Setting up and running this type of study is easy, and one can learn alot about ones market/trading assumptions.

The reality is no system of diversification or forecast is ever close enough to perfect for the aggressive/leveraged trader. Consequently, if on is trading with leverage, there are times when reducing, stoping out are neccissary as a last effort to preserve ones capital position, to attempt to liquidate before on is forced out of a position or similar. There will be other days and other opportunities, sometimes one must simply walk away.

these last effort risk controls, however, though, will tend to reduce return and forward expectation from the perspective of a trader with unlimmited capital. however, for the real life trader with constrains, it is reality, and a plan to deal with such situations such as some type of stop, can be better than being forced out.
 
To be a good trader, all trading decisions should be based on signals and not noise. Furthermore, there are far more comprehensive ways to manage risk than by simple use of stops which can always be moved/canceled.

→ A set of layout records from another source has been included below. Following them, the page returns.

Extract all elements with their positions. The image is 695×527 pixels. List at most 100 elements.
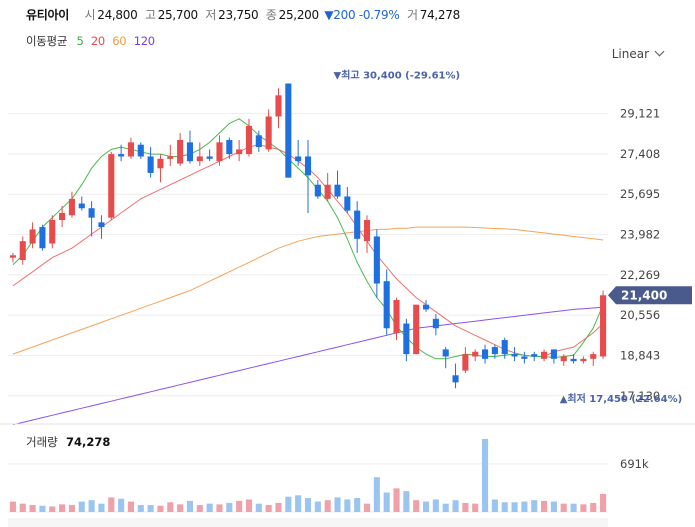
- volume-bar: [68, 505, 75, 512]
- volume-bar: [147, 505, 154, 512]
- candle-body: [68, 198, 75, 216]
- bottom-strip: [8, 518, 608, 527]
- candle-body: [39, 227, 46, 249]
- volume-bar: [373, 477, 380, 512]
- volume-bars: [8, 438, 608, 527]
- volume-bar: [314, 501, 321, 512]
- candle-body: [167, 156, 174, 159]
- candle-body: [403, 323, 410, 355]
- candle-body: [363, 220, 371, 242]
- current-price-tag: 21,400: [608, 286, 692, 305]
- open-label: 시: [84, 8, 96, 22]
- candle-body: [442, 349, 449, 357]
- volume-panel: 거래량 74,278 691k: [0, 426, 695, 527]
- volume-bar: [511, 502, 518, 512]
- ma-20-label: 20: [90, 34, 105, 48]
- y-tick-label: 23,982: [620, 228, 660, 242]
- candle-body: [472, 351, 479, 357]
- volume-bar: [275, 502, 282, 512]
- volume-bar: [29, 505, 36, 512]
- volume-bar: [19, 503, 26, 512]
- candle-body: [108, 154, 115, 218]
- candle-body: [137, 144, 144, 157]
- candle-body: [9, 255, 16, 258]
- candle-body: [314, 184, 321, 197]
- y-tick-label: 25,695: [620, 187, 660, 201]
- candle-body: [78, 203, 85, 209]
- volume-bar: [550, 501, 557, 512]
- price-axis: 29,121 27,408 25,695 23,982 22,269 20,556 18,8…: [620, 107, 660, 403]
- candle-body: [393, 300, 400, 333]
- candle-body: [422, 304, 430, 310]
- y-tick-label: 27,408: [620, 147, 660, 161]
- volume-bar: [206, 503, 213, 512]
- volume-panel-label: 거래량: [26, 435, 58, 449]
- volume-bar: [590, 502, 597, 512]
- volume-bar: [541, 500, 548, 512]
- volume-bar: [501, 502, 508, 512]
- volume-bar: [580, 504, 587, 512]
- candle-body: [127, 142, 134, 157]
- y-tick-label: 17,130: [620, 389, 660, 403]
- volume-bar: [137, 505, 144, 512]
- candle-body: [373, 236, 380, 284]
- stock-header: 유티아이 시 24,800 고 25,700 저 23,750 종 25,200 ▼20…: [0, 0, 695, 60]
- ma-legend[interactable]: 이동평균 5 20 60 120: [26, 33, 159, 49]
- volume-tick-label: 691k: [620, 457, 649, 471]
- volume-bar: [393, 488, 400, 512]
- candle-body: [383, 281, 390, 329]
- volume-bar: [521, 501, 528, 512]
- volume-panel-value: 74,278: [66, 435, 110, 449]
- volume-bar: [403, 491, 410, 512]
- candle-body: [334, 184, 341, 197]
- candle-body: [206, 156, 213, 159]
- volume-bar: [49, 506, 56, 512]
- candle-body: [324, 184, 331, 199]
- candle-body: [354, 210, 361, 239]
- candle-body: [186, 142, 194, 162]
- volume-bar: [285, 496, 292, 512]
- candle-body: [177, 140, 184, 164]
- volume-bar: [88, 500, 95, 512]
- scale-value: Linear: [611, 47, 649, 61]
- volume-bar: [255, 503, 262, 512]
- candle-body: [265, 116, 272, 150]
- candle-body: [550, 349, 557, 359]
- candle-body: [245, 125, 253, 155]
- candle-body: [462, 354, 469, 371]
- volume-bar: [186, 500, 194, 512]
- candle-body: [29, 229, 36, 244]
- candle-body: [226, 140, 233, 155]
- ma-legend-title: 이동평균: [26, 34, 68, 48]
- candle-body: [452, 375, 459, 383]
- volume-bar: [344, 499, 351, 512]
- candle-body: [600, 295, 607, 357]
- change-value: ▼200 -0.79%: [324, 8, 400, 22]
- volume-bar: [600, 493, 607, 512]
- scale-dropdown[interactable]: Linear: [611, 46, 665, 61]
- extreme-annotations: ▼최고 30,400 (-29.61%) ▲최저 17,450 (22.64%): [334, 69, 683, 406]
- candle-body: [295, 156, 302, 162]
- volume-bar: [78, 501, 85, 512]
- close-label: 종: [265, 8, 277, 22]
- volume-bar: [462, 502, 469, 512]
- y-tick-label: 29,121: [620, 107, 660, 121]
- candle-body: [344, 196, 351, 211]
- volume-bar: [442, 503, 449, 512]
- volume-bar: [157, 505, 164, 512]
- y-tick-label: 22,269: [620, 268, 660, 282]
- candle-body: [98, 222, 105, 228]
- volume-bar: [422, 501, 430, 512]
- candle-body: [216, 142, 223, 162]
- candle-body: [49, 220, 56, 244]
- high-value: 25,700: [157, 8, 199, 22]
- volume-label: 거: [406, 8, 418, 22]
- volume-bar: [98, 503, 105, 512]
- candle-body: [147, 156, 154, 173]
- candle-body: [521, 356, 528, 359]
- volume-bar: [304, 498, 312, 512]
- candle-body: [541, 351, 548, 359]
- candle-body: [88, 208, 95, 218]
- volume-bar: [108, 497, 115, 512]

Jack Hershey has some interesting comments on stop losses - perhaps he can comment.
 
Quote from traderNik:
I read one guy on here, I can't recall who it was but I knew that he was one of the real traders, not a wannabe (sorry surf, I really don't mean to pick on you, but seriously...), and this guy said that he traded 'by hand'. I assumed that to mean that he didn't put stops up in obvious places. He did not say, however, that he traded without stops. To me, that's ridiculous, whether you're a position trader or scalper.

Interesting -- I can intuit this to mean that even with the use of a stop sometimes judgment from experience is used to close out a trade at above where the stop was set, and then the trailing stop cancelled?

Been fooling around with charts this week estimating entry and exit points assuming trailing stops set at certain % below entry.

Yesterday watched a trade that had I done it would have been successful long at .27 when it was stopped out from a downturn, but had I manually exited when it started trading in a range before a dip of about half the difference between the high and the stop, it would have been a potential winner at .40 instead of being stopped out at .27.

Mind you, this isn't even trading on paper, it's just me dicking around with a chart testing out a system I've been mulling over in my head.

Am I on the wrong track here? I'm not interested in the specific trade I outlined above -- I'm interested in the mindset and action of a trader.